For robotic decision-making under uncertainty, the balance between exploitation and exploration of available options must be carefully taken into account. In this study, we introduce a new variant of contextual multi-armed bandits called observation-augmented CMABs (OA-CMABs) wherein a decision-making agent can utilize extra outcome observations from an external information source. CMABs model the expected option outcomes as a function of context features and hidden parameters, which are inferred from previous option outcomes. In OA-CMABs, external observations are also a function of context features and thus provide additional evidence about the hidden parameters. Yet, if an external information source is error-prone, the resulting posterior updates can harm decision-making performance unless the presence of errors is considered. To this end, we propose a robust Bayesian inference process for OA-CMABs that is based on the concept of probabilistic data validation. Our approach handles complex mixture model parameter priors and hybrid observation likelihoods for semantic data sources, allowing us to develop validation algorithms based on recently develop probabilistic semantic data association techniques. Furthermore, to more effectively cope with the combined sources of uncertainty in OA-CMABs, we derive a new active inference algorithm for option selection based on expected free energy minimization. This generalizes previous work on active inference for bandit-based robotic decision-making by accounting for faulty observations and non-Gaussian inference. Our approaches are demonstrated on a simulated asynchronous search site selection problem for space exploration. The results show that even if incorrect observations are provided by external information sources, efficient decision-making and robust parameter inference are still achieved in a wide variety of experimental conditions.

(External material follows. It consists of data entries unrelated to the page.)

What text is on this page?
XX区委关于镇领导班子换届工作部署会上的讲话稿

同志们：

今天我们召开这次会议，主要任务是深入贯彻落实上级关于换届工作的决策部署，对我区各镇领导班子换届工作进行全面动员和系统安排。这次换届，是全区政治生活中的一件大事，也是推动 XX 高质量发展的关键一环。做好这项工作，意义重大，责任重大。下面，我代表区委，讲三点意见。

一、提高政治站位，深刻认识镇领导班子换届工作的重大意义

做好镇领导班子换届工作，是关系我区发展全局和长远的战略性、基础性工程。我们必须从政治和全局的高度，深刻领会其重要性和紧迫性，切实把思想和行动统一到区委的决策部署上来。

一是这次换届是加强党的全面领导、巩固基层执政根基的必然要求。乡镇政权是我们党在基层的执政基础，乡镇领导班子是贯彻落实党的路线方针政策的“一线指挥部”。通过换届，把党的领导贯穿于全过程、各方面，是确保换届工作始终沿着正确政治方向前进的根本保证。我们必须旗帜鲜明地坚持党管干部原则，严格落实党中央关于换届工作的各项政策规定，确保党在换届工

翻译：在不确定性条件下的机器人决策过程中，需谨慎权衡对可用选项的利用与探索。本研究提出一种新型上下文多臂赌博机变体——观测增强型上下文多臂赌博机（OA-CMABs），该框架允许决策主体利用外部信息源提供的额外观测结果。传统CMABs将期望选项结果建模为上下文特征与隐参数（基于历史选项结果推断）的函数。在OA-CMABs中，外部观测同样构成上下文特征的函数，从而为隐参数提供额外证据。然而，若外部信息源存在误差风险，忽略该误差的后验更新将损害决策性能。为此，我们提出基于概率数据验证概念的鲁棒贝叶斯推断方法。该方法能够处理复杂混合模型参数先验与语义数据源的混合观测似然函数，并基于最新发展的概率语义数据关联技术构建验证算法。此外，为更有效应对OA-CMABs中的多重不确定性来源，我们推导出基于预期自由能最小化的新主动推断算法用于选项选择。该算法通过引入故障观测与非高斯推断机制，推广了此前基于赌博机的机器人主动推断决策研究。通过在模拟太空探索异步搜索站点选择问题上的实验表明：即使外部信息源提供错误观测，本方法仍能在广泛实验条件下实现高效决策与鲁棒参数推断。